Soprattutto che la volontà del collaborante non poteva dipendere esclusivamente da motivi di natura “intimistica”, spesso il solo puro e semplice desiderio di rivalsa – come accadde a Buscetta, desideroso di vendicarsi di Riina – ma doveva concretizzarsi in un vero e proprio “patto” tra i collaboratori e lo Stato.

Mafia e pentiti, servivano regole chiare

La scelta costò cara a Falcone anzitutto. E mise duramente alla prova il nostro sistema processuale, che dovette misurare il proprio grado di tenuta (anche costituzionale) con i problemi che quella legge poneva.

Ebbero inizio duri confronti su temi giuridici che innovavano il panorama giudiziario italiano. Entrarono a far parte del lessico comune nozioni come “chiamata in correità”. Si pose il problema dei “riscontri esterni e interni”.

Fu discussa la possibilità di una  “frazionabilità di dichiarazioni etero e autoaccusatorie”. Concetti che, da un lato, arricchirono la nostra giurisprudenza di merito e di legittimità, ma, dall’altro, posero difficoltà notevoli agli interpreti.

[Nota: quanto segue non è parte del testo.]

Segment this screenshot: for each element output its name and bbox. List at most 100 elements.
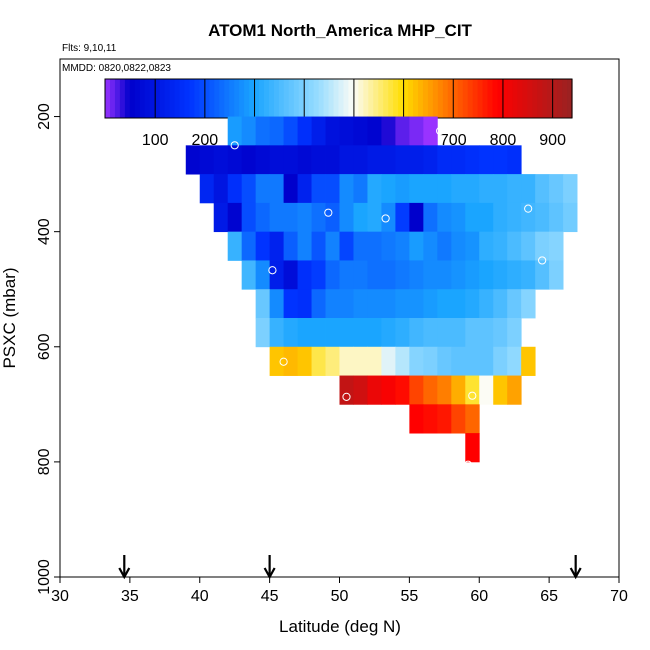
heatmap-cell <box>297 202 312 233</box>
flight-point <box>324 208 333 217</box>
heatmap-cell <box>199 174 215 204</box>
colorbar-segment <box>249 79 255 118</box>
heatmap-cell <box>409 404 424 434</box>
colorbar-segment <box>288 79 295 118</box>
colorbar-segment <box>512 79 518 118</box>
heatmap-cell <box>465 202 480 233</box>
flights-note: Flts: 9,10,11 <box>62 43 117 54</box>
heatmap-cell <box>437 289 452 319</box>
heatmap-cell <box>339 202 354 233</box>
heatmap-cell <box>465 260 480 290</box>
heatmap-cell <box>297 174 312 204</box>
heatmap-cell <box>227 174 243 204</box>
heatmap-cell <box>255 116 271 146</box>
flight-point <box>230 141 239 150</box>
heatmap-cell <box>241 145 257 175</box>
colorbar-segment <box>283 79 290 118</box>
colorbar-segment <box>318 79 325 118</box>
heatmap-cell <box>381 116 396 146</box>
heatmap-cell <box>451 145 466 175</box>
x-tick-label: 70 <box>610 588 628 605</box>
heatmap-cell <box>479 346 494 376</box>
heatmap-cell <box>297 145 312 175</box>
heatmap-cell <box>395 375 410 405</box>
heatmap-cell <box>325 116 340 146</box>
heatmap-cell <box>437 174 452 204</box>
x-tick-label: 50 <box>331 588 349 605</box>
colorbar-segment <box>353 79 359 118</box>
colorbar-segment <box>149 79 156 118</box>
colorbar-segment <box>482 79 489 118</box>
heatmap-cell <box>381 260 396 290</box>
heatmap-cell <box>465 145 480 175</box>
heatmap-cell <box>255 145 271 175</box>
heatmap-cell <box>213 202 229 233</box>
heatmap-cell <box>381 231 396 261</box>
heatmap-cell <box>423 289 438 319</box>
y-tick-label: 800 <box>36 448 53 475</box>
heatmap-cell <box>269 116 284 146</box>
heatmap-cell <box>409 116 424 146</box>
heatmap-cell <box>353 289 368 319</box>
colorbar-segment <box>522 79 528 118</box>
heatmap-cell <box>241 231 257 261</box>
colorbar-tick-label: 900 <box>539 132 566 149</box>
colorbar-segment <box>229 79 235 118</box>
heatmap-cell <box>535 202 550 233</box>
heatmap-cell <box>353 174 368 204</box>
heatmap-cell <box>507 202 522 233</box>
heatmap-cell <box>409 318 424 348</box>
heatmap-cell <box>241 174 257 204</box>
heatmap-cell <box>465 318 480 348</box>
colorbar-segment <box>388 79 394 118</box>
heatmap-cell <box>353 260 368 290</box>
x-axis: 30 35 40 45 50 55 60 65 70 <box>51 577 628 605</box>
colorbar-segment <box>134 79 141 118</box>
colorbar-segment <box>542 79 548 118</box>
heatmap-cell <box>255 202 271 233</box>
heatmap-cell <box>367 318 382 348</box>
x-tick-label: 45 <box>261 588 279 605</box>
chart-title: ATOM1 North_America MHP_CIT <box>208 21 472 40</box>
heatmap-cell <box>409 174 424 204</box>
colorbar-tick-label: 100 <box>142 132 169 149</box>
y-tick-label: 600 <box>36 333 53 360</box>
colorbar-segment <box>552 79 558 118</box>
heatmap-cell <box>395 318 410 348</box>
heatmap-cell <box>283 202 298 233</box>
heatmap-cell <box>353 145 368 175</box>
heatmap-cells <box>185 116 578 463</box>
heatmap-cell <box>255 318 271 348</box>
colorbar-segment <box>313 79 320 118</box>
heatmap-cell <box>227 202 243 233</box>
flight-point <box>279 357 288 366</box>
colorbar-segment <box>124 79 131 118</box>
colorbar-segment <box>323 79 330 118</box>
heatmap-cell <box>423 318 438 348</box>
heatmap-cell <box>521 231 536 261</box>
colorbar-segment <box>214 79 220 118</box>
colorbar-segment <box>472 79 479 118</box>
heatmap-cell <box>325 231 340 261</box>
colorbar-segment <box>239 79 245 118</box>
heatmap-cell <box>409 375 424 405</box>
dates-note: MMDD: 0820,0822,0823 <box>62 63 171 74</box>
heatmap-cell <box>507 346 522 376</box>
colorbar-segment <box>452 79 459 118</box>
colorbar-segment <box>398 79 404 118</box>
heatmap-cell <box>339 145 354 175</box>
heatmap-cell <box>507 375 522 405</box>
colorbar-segment <box>278 79 285 118</box>
heatmap-cell <box>381 318 396 348</box>
heatmap-cell <box>409 346 424 376</box>
heatmap-cell <box>395 231 410 261</box>
heatmap-cell <box>549 260 564 290</box>
heatmap-cell <box>395 260 410 290</box>
colorbar-segment <box>447 79 454 118</box>
colorbar-segment <box>204 79 210 118</box>
heatmap-cell <box>451 346 466 376</box>
flight-point <box>436 126 445 136</box>
flight-point <box>524 204 533 213</box>
heatmap-cell <box>311 231 326 261</box>
colorbar-segment <box>169 79 176 118</box>
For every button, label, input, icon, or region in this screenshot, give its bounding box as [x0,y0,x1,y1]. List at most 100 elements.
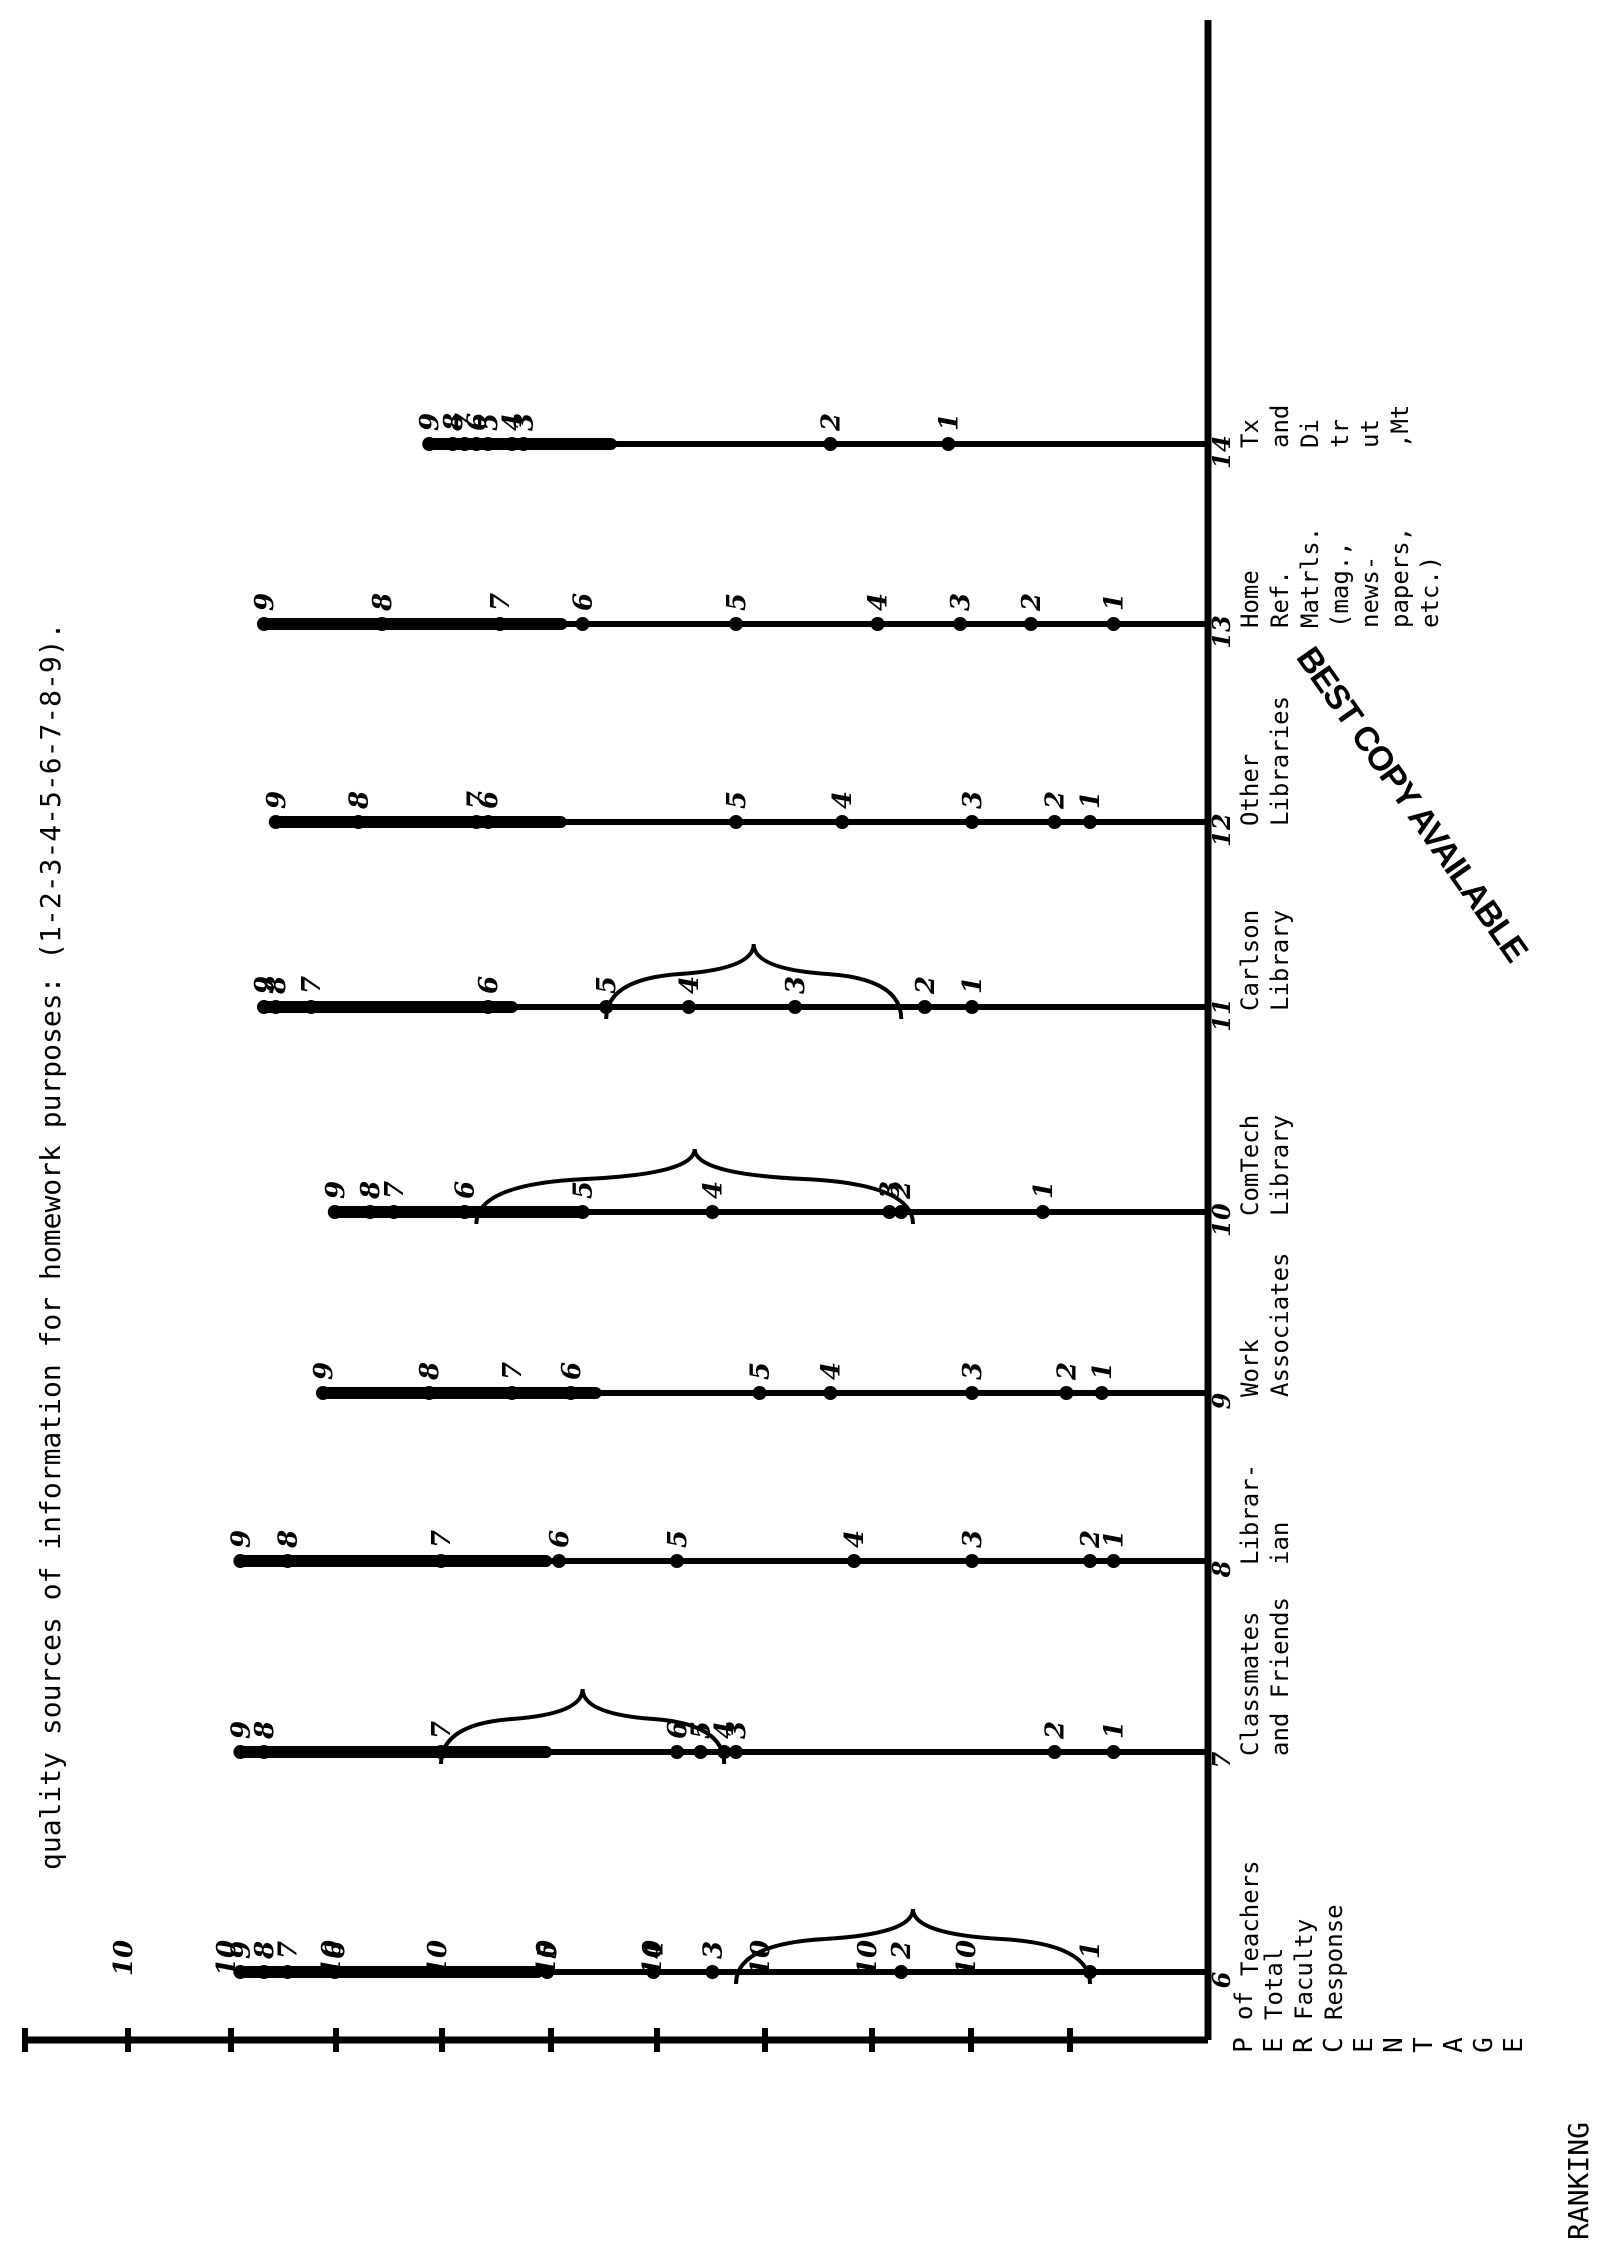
rank-label: 6 [474,791,504,809]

Ma questa è faccenda da Tribunali.

Dal punto di vista operativo è indubbio che la lotta alla mafia non sarebbe stata efficacemente combattuta, con i risultati che ci sono stati, senza che i collaboratori di giustizia – quella di “pentiti” è una nozione metagiuridica – fossero inseriti in un circuito legale, come previsto dalla legge ispirata da Falcone.

Bisognava assicurare a loro e alle loro famiglie, soldi, protezione, alloggi, nuove identità. Uno sforzo notevole per lo Stato.

I risultati contro la Mafia però si sono ottenuti. Eccome

Sbagliavano coloro che pensavano che quella legge non sarebbe servita. Migliaia di uomini e di donne sono ancora vivi grazie ai “pentiti”. Risorse importanti sono state recuperate e acquisite al patrimonio dello Stato. Interi territori pacificati.

Certo, è doloroso immaginare Brusca, Galasso, Ganci e altri “gentiluomini” come loro andarsene a spasso liberi.

Possiamo essere sicuri del tormento con cui uomini del calibro di Giuliano Vassalli, Claudio Martelli o Giovanni Falcone hanno affrontato il tema della contropartita dovuta a questi criminali per il contributo dato alla lotta alla mafia.

Ma era ciò che era necessario fare.

Mettere in discussione adesso quei provvedimenti dà la misura dell’abisso che corre tra quella e questa generazione di politici e magistrati.

Per cui, bene farebbe a tacere chi non ha la caratura morale e la sensibilità giuridica per capirla.